Chronique

Brun - Courtois - Fincker

Les Démons de Tosca Opus 1

Vincent Courtois (cello), Robin Fincker (ts), Sébastien Brun (dms, elec, fx)

Label / Distribution : BMC Records

On entre ici en terrain connu, même s’il n’est pas franchement rassurant. Pas hostile, non, mais pas non plus rayonnant ; un clair-obscur, une nuit tombante. Un entre-deux qui sied à merveille à l’approche de Vincent Courtois et à sa compagnie l’Imprévu qui n’a jamais si bien porté son nom que dans ce projet, Les Démons de Tosca, qui interroge Puccini et surtout la face noire de la création, celle qui était déjà à l’œuvre dans Mediums. On ne sera d’ailleurs pas surpris d’y retrouver le saxophone ténor de Robin Fincker, très ample et languide à l’image du long « Les Démons de Tosca Part III », où il se faufile entre un violoncelle qui marque un rythme sec et la batterie de Sébastien Brun, percluse d’électronique. La présence du fondateur de Carton Records pourrait être plus étonnante : on ignorait que deux mondes pouvaient si aisément échanger.

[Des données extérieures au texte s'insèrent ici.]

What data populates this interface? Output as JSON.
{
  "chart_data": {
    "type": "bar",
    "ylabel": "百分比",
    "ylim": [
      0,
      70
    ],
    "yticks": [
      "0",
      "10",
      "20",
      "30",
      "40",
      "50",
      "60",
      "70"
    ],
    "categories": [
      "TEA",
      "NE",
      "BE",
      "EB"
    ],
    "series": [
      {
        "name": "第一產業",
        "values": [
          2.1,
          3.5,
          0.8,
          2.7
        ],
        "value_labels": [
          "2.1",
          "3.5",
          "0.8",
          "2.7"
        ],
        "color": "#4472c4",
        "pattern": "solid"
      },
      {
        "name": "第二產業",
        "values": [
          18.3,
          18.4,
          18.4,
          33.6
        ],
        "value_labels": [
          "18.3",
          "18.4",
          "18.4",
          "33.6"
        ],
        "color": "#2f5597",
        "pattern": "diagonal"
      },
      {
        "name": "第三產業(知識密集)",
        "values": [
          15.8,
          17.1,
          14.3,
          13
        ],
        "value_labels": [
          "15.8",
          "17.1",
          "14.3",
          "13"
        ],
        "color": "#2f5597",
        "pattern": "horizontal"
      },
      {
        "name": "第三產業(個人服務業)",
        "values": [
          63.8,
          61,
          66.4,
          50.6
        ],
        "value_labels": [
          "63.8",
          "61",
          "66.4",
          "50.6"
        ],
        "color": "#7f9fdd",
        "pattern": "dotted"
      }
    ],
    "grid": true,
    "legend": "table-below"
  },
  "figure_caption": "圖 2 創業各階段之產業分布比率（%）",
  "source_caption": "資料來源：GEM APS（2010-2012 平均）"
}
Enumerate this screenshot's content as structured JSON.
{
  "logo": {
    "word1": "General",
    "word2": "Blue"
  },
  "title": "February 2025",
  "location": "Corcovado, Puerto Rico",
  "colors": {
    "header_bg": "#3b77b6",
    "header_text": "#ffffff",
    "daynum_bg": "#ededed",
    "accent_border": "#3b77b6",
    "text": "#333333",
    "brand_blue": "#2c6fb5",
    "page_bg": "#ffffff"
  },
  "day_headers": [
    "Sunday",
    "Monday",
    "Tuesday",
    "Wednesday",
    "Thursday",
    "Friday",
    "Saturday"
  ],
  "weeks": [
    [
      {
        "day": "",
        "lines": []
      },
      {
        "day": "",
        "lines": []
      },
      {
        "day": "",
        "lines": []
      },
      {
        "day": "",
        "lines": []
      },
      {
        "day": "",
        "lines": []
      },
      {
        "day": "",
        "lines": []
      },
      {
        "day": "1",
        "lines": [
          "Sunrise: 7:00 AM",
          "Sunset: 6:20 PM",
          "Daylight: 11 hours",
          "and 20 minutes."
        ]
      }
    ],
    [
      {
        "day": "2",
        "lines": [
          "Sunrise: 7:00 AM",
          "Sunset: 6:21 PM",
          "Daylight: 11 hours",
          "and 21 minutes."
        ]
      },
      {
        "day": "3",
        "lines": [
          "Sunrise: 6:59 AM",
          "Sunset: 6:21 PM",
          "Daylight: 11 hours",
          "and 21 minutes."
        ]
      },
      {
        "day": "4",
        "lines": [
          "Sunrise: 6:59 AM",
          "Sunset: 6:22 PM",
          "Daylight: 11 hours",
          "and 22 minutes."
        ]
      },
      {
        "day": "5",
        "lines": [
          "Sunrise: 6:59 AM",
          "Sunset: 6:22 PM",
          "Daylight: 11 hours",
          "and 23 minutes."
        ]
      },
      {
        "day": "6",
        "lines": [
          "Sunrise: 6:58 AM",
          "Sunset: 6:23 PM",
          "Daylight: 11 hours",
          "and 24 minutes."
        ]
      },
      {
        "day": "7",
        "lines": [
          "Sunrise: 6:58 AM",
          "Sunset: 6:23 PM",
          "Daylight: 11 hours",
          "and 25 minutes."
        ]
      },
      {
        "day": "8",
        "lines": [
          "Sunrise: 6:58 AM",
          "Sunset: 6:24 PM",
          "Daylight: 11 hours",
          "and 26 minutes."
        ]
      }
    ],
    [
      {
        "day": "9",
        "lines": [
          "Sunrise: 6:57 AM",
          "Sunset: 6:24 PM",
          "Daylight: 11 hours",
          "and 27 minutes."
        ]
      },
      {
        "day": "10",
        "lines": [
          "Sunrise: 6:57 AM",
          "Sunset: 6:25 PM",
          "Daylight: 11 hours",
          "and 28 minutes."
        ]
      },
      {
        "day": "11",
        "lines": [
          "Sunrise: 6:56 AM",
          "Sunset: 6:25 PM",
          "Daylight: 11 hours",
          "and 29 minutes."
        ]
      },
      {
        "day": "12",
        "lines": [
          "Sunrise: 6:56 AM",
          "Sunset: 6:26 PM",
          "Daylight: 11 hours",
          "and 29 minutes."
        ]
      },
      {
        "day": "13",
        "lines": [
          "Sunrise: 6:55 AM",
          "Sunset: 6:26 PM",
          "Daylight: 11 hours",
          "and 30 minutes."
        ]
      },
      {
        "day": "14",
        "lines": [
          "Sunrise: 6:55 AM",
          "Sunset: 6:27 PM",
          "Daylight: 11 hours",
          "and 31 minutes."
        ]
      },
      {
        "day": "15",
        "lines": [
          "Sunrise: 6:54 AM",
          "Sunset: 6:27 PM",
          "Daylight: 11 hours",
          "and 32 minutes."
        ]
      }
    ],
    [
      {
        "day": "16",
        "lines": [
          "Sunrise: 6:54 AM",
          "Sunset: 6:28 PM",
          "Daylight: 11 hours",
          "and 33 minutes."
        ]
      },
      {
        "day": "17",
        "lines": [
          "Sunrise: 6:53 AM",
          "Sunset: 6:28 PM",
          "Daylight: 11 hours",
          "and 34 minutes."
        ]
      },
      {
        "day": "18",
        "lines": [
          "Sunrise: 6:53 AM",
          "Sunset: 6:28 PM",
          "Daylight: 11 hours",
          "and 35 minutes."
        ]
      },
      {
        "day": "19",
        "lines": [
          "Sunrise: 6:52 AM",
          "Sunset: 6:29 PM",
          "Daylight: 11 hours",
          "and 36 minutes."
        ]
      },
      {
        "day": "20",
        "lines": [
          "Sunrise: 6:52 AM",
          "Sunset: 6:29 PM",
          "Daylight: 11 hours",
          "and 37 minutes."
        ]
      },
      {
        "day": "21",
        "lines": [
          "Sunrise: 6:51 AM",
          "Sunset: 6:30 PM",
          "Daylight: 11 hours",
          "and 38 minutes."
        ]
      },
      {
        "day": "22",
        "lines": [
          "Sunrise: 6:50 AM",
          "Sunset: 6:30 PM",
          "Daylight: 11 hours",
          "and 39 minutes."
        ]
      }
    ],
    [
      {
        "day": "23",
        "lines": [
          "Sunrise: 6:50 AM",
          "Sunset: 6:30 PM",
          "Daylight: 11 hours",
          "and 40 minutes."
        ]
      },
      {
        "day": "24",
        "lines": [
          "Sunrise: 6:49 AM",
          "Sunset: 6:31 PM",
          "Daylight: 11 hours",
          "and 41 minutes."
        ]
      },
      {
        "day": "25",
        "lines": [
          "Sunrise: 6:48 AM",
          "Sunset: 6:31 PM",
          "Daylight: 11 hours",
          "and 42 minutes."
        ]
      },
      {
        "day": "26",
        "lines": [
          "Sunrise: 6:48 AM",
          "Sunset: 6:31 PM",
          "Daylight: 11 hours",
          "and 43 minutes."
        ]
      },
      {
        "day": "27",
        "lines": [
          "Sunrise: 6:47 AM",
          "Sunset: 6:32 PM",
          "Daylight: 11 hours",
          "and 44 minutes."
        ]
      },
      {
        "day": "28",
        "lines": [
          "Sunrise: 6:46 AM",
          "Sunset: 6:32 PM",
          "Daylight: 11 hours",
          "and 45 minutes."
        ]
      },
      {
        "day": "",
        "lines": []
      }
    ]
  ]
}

Ce que nous entendons là n’est qu’un fragment de l’œuvre. Enregistré à l’Opus Jazz Club de Budapest pour BMC - et bénéficiant ainsi d’une captation exceptionnelle -, Les Démons de Tosca peut concerner davantage de musiciens et des dispositifs vidéos. C’est la volonté de Courtois que d’être imprévisible, de suivre une trame mais de garder le choix des armes. C’est ce que l’on ressent dans le très beau « Waiting For Sadness » où Fincker pousse la batterie à tenir une rythmique dure qui cependant ne corsète jamais un violoncelle libre de ses mouvements. Courtois fait naître beaucoup de poésie de sa recherche des démons intérieurs, et il le fait en toute confiance avec un fidèle comme le saxophoniste. Il révèle beaucoup de douceur et de tendresse, sans que ceci soit jamais paradoxal. L’album conserve ce goût de l’équilibre, pour les zones grises où plusieurs sentiments se mêlent. La mélancolie est très fructueuse.

Né pour être joué partout et de manière inattendue, notamment au cœur des quartiers populaires comme une sorte de happening, Les Démons de Tosca s’imprègne de l’atmosphère sulfureuse du livret de Puccini pour révéler une légèreté peu commune. La part de noirceur de chacun réunit la batterie pleine de rock et le violoncelle nourrit une discussion volubile que Fincker densifie. Et de toute façon, qu’attendrions-nous du silence ? Cette ombre prend magnifiquement bien la lumière.